La Fase 2 in Umbria passa anche per il ripristino, senza limitazioni, dei servizi sanitari extra-covid che hanno subito variazioni e cambi di destinazione nel periodo dell'emergenza sanitaria

La Fase 2 in Umbria passa anche per il ripristino, senza limitazioni, dei servizi sanitari extra-covid che hanno subito variazioni e cambi di destinazione nel periodo dell'emergenza sanitaria. Il cronoprogramma è stato presentato in consiglio regionale dall'assessore Luca Coletto nella relazione sanitari Covid19. Ecco la sintesi. 

Per lo SCREENING ONCOLOGICO, la chiamata per gli interventi che individuano lesioni neoplastiche è fra le attività da riprendere tempestivamente, saranno riprogettate le sedute saltate a marzo e aprile. Gli ambulatori svolgeranno attività 7 giorni su 7 con orari dalle 8 alle 20, per recuperare le attività sospese in maniera graduale e progressiva. 

Per le patologie croniche e le malattie a rischio riacutizzazione sarà garantita la continuità terapeutica, così come garantite sono chemioterapia e radioterapia. Per i primi accessi SI EVITERÀ L’ACCESSO ALLE STRUTTURE E AI CUP, si ricorrerà al TELEFONO e alle PRENOTAZIONI ONLINE. La prenotazione sarà a carico del medico specialista, senza rinvio del cittadino al proprio medico. I TICKET si pagheranno online.

Per quanto riguarda la CHIRURGIA è stata chiesta alle Asl la rilevazione dei ricoveri per poter riprogrammare le attività interrotte, prioritariamente gli interventi oncologici, quelli non procrastinabili, e i non oncologici di classe A e B, che sono da rivalutare.
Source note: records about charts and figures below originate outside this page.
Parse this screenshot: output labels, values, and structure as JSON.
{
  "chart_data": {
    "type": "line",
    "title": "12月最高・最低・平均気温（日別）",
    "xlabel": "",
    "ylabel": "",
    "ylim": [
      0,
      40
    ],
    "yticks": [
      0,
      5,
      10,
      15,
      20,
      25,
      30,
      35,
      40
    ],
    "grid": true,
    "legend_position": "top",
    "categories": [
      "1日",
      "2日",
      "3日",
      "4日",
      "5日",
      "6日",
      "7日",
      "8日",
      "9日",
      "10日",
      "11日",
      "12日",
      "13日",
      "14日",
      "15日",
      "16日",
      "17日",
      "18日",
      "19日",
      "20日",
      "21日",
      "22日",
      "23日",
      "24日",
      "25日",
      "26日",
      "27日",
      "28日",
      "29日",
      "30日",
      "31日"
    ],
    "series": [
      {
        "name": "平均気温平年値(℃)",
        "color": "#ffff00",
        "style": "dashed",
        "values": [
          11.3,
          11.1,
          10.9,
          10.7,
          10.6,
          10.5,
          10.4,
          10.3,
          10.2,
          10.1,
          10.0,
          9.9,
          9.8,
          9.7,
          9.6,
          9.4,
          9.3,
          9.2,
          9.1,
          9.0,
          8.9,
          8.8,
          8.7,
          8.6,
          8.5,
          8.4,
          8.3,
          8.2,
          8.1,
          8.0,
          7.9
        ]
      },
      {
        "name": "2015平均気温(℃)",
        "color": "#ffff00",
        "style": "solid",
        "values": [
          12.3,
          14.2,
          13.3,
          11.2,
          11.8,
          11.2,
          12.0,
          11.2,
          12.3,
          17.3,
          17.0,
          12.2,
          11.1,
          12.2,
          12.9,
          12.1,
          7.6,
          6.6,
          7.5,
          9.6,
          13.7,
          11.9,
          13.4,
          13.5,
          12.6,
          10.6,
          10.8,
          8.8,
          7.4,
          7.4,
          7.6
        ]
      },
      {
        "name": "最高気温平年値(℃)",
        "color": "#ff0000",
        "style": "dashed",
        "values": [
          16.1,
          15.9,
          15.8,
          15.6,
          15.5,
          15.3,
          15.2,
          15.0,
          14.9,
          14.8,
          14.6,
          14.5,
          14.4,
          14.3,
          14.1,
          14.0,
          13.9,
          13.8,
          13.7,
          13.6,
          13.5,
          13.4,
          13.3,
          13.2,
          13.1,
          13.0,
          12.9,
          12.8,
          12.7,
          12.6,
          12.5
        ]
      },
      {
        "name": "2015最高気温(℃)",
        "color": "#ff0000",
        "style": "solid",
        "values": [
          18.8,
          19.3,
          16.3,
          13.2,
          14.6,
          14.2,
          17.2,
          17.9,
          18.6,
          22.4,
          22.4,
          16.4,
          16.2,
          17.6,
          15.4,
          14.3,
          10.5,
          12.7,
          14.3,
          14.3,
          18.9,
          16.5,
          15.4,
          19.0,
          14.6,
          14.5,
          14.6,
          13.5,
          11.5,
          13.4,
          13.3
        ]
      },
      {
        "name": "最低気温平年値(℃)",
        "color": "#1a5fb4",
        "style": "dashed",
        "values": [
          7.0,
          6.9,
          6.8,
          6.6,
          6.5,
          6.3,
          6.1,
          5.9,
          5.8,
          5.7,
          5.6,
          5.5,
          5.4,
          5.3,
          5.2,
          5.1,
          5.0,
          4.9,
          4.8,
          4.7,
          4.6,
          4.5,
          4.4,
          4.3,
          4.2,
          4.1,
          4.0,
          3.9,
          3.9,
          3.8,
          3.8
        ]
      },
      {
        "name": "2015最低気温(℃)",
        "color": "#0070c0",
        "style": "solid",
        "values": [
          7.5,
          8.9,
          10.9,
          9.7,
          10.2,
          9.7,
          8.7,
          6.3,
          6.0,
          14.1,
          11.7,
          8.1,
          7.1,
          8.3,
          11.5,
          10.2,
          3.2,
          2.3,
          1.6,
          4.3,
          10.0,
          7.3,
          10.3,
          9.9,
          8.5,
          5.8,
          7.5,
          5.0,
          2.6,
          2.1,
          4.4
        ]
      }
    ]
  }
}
Gli ospedali garantiranno gli interventi non procrastinabili che non possono essere effettuati in strutture private per la loro complessità o perché necessitano di terapia intensiva. 

Per i PERCORSI NASCITA e post partum saranno privilegiate le consulenze da remoto, mentre gli accessi saranno regolati con spazi dedicati, un solo accompagnatore se la donna è asintomatica, il partner assisterà al parto previa test molecolare. Dopo il parto dimissione precoce e protetta per madre e bambino, assistenza a distanza”.

Per le VACCINAZIONI, che la nostra regione diversamente da altre non ha sospeso, l’obiettivo è rimodulare le prestazioni, oltre al rispetto di tutte le norme di sicurezza in vigore, garantendo il mantenimento delle stesse e i richiami. Le sedute saranno effettuate solo su invito scritto con
data e orari che non coincidano con le altre attività. 

STRUTTURE RESIDENZIALI E SEMIRESIDENZIALI sono aperte come anche nel lockdown. Anche in Rsa e hospice
vale la separazione dei percorsi dei pazienti, l’uso dei dispositivi di sicurezza, del distanziamento e il controllo della temperatura. Non sarà consentito l’accesso a persone con sintomi respiratori. Entro queste disposizioni, sarà possibile dare assistenza da parte di un solo familiare o caregiver, previa triage. Identiche misure per la visita di un solo genitore nelle strutture che ospitano minori. Previsto per loro anche supporto psicologico. Per anziani e disabili fisici e psichici le attività saranno gradualmente riattivate ma limitando la presenza contemporanea di più persone.